Vietnam Jokes
The darkest of morbid, sarcastic, fatalistic humor comes out of war. There were jokes in Vietnam, just as in every other war. Some are still funny today, but even those that are not funny tell you something about that time and place. Here are a few I remember. If you want to add your own jokes here, e-mail them to Roch Thornton.
Instructor: “There are 100 kinds of snakes in South Viet Nam. Ninety-nine of them are poisonous … (long pause) … and the other one eats you whole.”
Question: How do you win the war in Vietnam?

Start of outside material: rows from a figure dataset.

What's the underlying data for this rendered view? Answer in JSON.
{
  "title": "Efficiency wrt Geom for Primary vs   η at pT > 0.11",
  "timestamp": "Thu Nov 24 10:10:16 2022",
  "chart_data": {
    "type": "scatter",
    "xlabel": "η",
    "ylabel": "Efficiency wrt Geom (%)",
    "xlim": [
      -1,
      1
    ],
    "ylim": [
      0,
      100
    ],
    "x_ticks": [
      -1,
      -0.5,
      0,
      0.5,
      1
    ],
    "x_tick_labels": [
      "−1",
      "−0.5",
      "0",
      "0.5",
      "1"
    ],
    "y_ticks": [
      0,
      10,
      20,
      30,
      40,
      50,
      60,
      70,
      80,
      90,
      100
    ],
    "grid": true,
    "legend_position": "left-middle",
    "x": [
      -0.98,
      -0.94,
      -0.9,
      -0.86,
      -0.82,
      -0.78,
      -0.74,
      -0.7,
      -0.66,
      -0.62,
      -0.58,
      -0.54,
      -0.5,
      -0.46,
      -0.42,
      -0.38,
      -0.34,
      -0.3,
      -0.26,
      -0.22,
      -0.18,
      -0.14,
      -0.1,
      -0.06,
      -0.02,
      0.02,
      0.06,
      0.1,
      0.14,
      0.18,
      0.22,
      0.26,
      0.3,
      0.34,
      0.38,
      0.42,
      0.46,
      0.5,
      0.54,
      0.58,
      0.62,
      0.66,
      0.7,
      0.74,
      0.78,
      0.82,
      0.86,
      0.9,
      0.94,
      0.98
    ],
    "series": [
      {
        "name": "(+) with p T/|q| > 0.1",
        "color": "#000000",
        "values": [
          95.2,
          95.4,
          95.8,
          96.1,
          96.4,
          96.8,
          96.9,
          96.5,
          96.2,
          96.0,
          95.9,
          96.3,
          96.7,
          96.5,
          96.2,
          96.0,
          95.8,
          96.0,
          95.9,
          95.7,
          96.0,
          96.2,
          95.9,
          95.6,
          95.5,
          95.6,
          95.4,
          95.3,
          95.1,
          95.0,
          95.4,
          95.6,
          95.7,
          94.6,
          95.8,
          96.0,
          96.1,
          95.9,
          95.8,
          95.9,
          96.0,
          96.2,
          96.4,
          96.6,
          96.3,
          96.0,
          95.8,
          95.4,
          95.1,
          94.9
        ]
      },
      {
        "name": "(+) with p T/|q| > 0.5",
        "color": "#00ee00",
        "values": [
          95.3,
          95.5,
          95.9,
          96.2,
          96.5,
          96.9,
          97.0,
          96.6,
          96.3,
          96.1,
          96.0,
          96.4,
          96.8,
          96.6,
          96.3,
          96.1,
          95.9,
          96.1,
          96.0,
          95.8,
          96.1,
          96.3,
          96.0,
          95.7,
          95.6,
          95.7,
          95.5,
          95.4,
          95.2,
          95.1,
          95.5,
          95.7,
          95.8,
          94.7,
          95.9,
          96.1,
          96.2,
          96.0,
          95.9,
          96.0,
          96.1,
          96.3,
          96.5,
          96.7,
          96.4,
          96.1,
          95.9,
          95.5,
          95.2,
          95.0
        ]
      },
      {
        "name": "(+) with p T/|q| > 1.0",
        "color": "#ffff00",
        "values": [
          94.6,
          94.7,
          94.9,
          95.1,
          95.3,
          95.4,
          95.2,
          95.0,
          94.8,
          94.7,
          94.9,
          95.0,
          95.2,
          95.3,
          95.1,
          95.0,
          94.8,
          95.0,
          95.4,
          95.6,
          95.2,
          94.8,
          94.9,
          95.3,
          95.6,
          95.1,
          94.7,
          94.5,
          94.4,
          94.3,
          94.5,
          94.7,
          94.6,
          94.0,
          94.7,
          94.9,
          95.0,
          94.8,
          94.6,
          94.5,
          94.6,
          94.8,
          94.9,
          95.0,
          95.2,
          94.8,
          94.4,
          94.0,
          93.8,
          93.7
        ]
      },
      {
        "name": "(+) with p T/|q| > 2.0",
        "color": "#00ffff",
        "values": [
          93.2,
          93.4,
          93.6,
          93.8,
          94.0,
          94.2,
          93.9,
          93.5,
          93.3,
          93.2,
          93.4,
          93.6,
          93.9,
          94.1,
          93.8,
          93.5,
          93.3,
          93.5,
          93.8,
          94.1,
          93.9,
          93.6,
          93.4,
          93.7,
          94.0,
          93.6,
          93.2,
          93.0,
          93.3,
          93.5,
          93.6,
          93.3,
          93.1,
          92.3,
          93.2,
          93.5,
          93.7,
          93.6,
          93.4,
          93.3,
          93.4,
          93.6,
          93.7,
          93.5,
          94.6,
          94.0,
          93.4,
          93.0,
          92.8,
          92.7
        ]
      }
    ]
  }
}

Answer: First you put all the loyal South Vietnamese on ships out in the South China Sea. Then you nuke the whole country into smoking ashes, from the DMZ to the Delta.
Then you sink the ships.
First Marine: What’s the first thing you’re gonna do when you get home?
Second Marine: Fuck my wife.
First Marine: Well, what’s the second thing you’re gonna do?
Second Marine: Put down my seabag.
Girl: How could you shoot all those women and children in Vietnam!
Veteran: It’s easy … you just don’t lead them as much.
The lieutenant shouted, “Where are you going! Didn’t you hear me say we’re outnumbered 4 to 1?”
The Marine replied, “But sir, I got my four!”